Convertible note funding arrangements
Acting for a number of New Zealand subsidiaries of international groups in dispute with the Inland Revenue Department involving an allegation of “tax avoidance” in relation to the entry into convertible note funding arrangements in the mid-2000s to fund New Zealand operations (including investment acquisitions and refinancing). The cases involve novel and important issues and the outcome will be significant in terms of the development of New Zealand anti-avoidance law. Each of the transactions is entered into to fund entirely legitimate (non-tax related) activity.
Representing Sovereign (owned by ASB) in a complex tax challenge proceeding at the High Court and Court of Appeal against the Inland Revenue Department relating to the income tax treatment of certain payments made under life reinsurance treaties entered into by Sovereign with German reinsurers.
New Zealand Thoroughbred Racing (NZTR)
Advising NZTR, the national regulatory body for all race clubs, on a dispute with Inland Revenue Department in connection with the GST treatment of stake payments. Court proceedings are expected to be filed this year.

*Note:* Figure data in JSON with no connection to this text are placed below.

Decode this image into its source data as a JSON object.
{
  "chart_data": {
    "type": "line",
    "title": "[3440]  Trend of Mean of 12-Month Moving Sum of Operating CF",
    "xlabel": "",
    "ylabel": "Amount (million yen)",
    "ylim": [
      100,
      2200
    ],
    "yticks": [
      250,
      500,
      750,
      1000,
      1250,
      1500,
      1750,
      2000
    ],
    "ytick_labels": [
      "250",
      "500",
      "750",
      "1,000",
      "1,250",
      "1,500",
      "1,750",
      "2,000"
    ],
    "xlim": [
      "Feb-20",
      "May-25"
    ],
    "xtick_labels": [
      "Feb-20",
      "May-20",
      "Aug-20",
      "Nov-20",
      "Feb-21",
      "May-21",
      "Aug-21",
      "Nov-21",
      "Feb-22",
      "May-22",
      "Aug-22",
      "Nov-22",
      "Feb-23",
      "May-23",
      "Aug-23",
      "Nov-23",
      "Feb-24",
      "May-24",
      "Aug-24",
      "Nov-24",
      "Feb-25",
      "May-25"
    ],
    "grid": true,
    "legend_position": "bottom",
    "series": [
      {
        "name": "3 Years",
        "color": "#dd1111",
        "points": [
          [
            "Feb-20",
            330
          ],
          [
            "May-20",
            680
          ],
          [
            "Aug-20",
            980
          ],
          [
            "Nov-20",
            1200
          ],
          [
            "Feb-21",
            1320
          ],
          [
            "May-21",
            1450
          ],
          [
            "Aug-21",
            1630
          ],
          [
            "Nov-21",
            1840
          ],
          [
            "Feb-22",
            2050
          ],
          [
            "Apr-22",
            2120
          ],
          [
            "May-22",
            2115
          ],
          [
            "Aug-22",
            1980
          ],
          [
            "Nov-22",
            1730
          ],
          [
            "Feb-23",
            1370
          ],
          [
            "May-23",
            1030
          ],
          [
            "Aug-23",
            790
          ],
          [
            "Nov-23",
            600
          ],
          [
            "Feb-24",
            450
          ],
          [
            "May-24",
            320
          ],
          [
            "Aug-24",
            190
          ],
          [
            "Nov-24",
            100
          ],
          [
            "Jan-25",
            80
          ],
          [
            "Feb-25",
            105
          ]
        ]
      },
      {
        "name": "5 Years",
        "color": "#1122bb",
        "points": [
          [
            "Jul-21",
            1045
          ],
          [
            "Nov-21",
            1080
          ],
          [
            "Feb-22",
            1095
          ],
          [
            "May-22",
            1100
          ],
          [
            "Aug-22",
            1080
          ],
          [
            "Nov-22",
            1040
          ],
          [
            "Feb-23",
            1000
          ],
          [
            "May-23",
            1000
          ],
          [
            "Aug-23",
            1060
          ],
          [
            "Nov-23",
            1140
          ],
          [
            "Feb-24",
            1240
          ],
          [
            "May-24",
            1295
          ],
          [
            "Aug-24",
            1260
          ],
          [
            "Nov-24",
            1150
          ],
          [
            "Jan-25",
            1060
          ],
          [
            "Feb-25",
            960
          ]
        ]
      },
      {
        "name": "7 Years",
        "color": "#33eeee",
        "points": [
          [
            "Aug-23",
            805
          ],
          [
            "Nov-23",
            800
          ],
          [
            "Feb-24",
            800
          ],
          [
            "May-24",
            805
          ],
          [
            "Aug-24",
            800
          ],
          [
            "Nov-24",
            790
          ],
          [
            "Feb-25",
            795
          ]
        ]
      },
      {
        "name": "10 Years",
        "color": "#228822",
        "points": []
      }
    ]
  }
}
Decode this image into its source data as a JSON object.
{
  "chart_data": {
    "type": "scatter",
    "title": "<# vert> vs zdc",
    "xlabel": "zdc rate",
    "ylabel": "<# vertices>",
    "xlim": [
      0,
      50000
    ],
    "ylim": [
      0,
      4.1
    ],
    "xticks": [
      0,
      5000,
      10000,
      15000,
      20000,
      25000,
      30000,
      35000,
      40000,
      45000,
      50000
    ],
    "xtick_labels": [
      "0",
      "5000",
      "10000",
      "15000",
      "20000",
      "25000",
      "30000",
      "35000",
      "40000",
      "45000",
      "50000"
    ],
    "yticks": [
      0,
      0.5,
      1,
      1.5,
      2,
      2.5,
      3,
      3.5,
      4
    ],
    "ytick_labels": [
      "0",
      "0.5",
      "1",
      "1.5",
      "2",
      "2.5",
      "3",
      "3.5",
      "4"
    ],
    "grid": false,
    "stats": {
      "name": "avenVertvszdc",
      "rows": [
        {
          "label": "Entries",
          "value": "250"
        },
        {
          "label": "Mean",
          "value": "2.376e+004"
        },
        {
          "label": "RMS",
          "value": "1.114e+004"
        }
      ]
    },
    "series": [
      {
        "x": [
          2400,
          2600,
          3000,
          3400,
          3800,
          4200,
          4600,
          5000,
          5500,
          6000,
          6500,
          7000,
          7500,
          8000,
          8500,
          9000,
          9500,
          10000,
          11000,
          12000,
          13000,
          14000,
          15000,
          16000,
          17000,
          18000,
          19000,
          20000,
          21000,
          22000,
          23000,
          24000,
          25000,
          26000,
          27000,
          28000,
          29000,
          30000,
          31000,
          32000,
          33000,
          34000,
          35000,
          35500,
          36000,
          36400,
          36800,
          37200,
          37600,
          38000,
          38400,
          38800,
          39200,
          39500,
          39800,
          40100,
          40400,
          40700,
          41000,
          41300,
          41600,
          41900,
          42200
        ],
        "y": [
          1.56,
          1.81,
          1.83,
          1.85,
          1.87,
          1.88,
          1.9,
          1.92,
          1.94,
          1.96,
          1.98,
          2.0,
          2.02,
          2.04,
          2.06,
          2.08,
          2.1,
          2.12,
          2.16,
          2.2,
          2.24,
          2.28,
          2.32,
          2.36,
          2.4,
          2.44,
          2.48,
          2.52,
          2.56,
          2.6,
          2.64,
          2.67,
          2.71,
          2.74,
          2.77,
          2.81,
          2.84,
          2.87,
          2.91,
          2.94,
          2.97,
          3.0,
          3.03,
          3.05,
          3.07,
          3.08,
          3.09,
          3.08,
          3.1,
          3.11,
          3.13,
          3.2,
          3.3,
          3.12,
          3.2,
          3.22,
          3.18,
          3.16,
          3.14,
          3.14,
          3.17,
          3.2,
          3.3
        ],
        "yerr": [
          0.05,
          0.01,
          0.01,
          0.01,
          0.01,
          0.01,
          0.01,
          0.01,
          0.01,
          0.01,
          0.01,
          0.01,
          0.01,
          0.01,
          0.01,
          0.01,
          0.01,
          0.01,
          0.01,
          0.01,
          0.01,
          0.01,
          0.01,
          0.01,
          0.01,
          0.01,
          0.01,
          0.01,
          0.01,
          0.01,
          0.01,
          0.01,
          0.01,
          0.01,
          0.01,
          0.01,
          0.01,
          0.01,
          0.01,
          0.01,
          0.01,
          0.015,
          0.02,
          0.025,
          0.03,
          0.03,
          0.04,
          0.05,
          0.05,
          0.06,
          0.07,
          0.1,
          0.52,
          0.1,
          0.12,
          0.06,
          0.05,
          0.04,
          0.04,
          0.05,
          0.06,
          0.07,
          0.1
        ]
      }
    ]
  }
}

This is a high-profile client, involves important legal principles, and the dispute has industry-wide implications.
Advising a number of charitable entities in relation to disputes with the Inland Revenue Department and Department of Internal Affairs in connection with their status as tax-exempt charitable entities.
Advised one of New Zealand’s largest listed companies on the FATCA status of captive treasury companies. This work involved consideration of the relationship between the New Zealand Intergovernmental Agreement and the US Treasury Regulations, and the ability to choose between those two sets of rules to achieve a desirable outcome for the client.
Advised an Australian listed insurance company on the FATCA status of its New Zealand subsidiaries. This work involved consideration of whether the insurer could be a specified insurance company, and the distinction between active and passive non-financial foreign entities in an insurance context. Our work gave the client clarity on how to represent its status under FATCA in arrangements with US counterparties.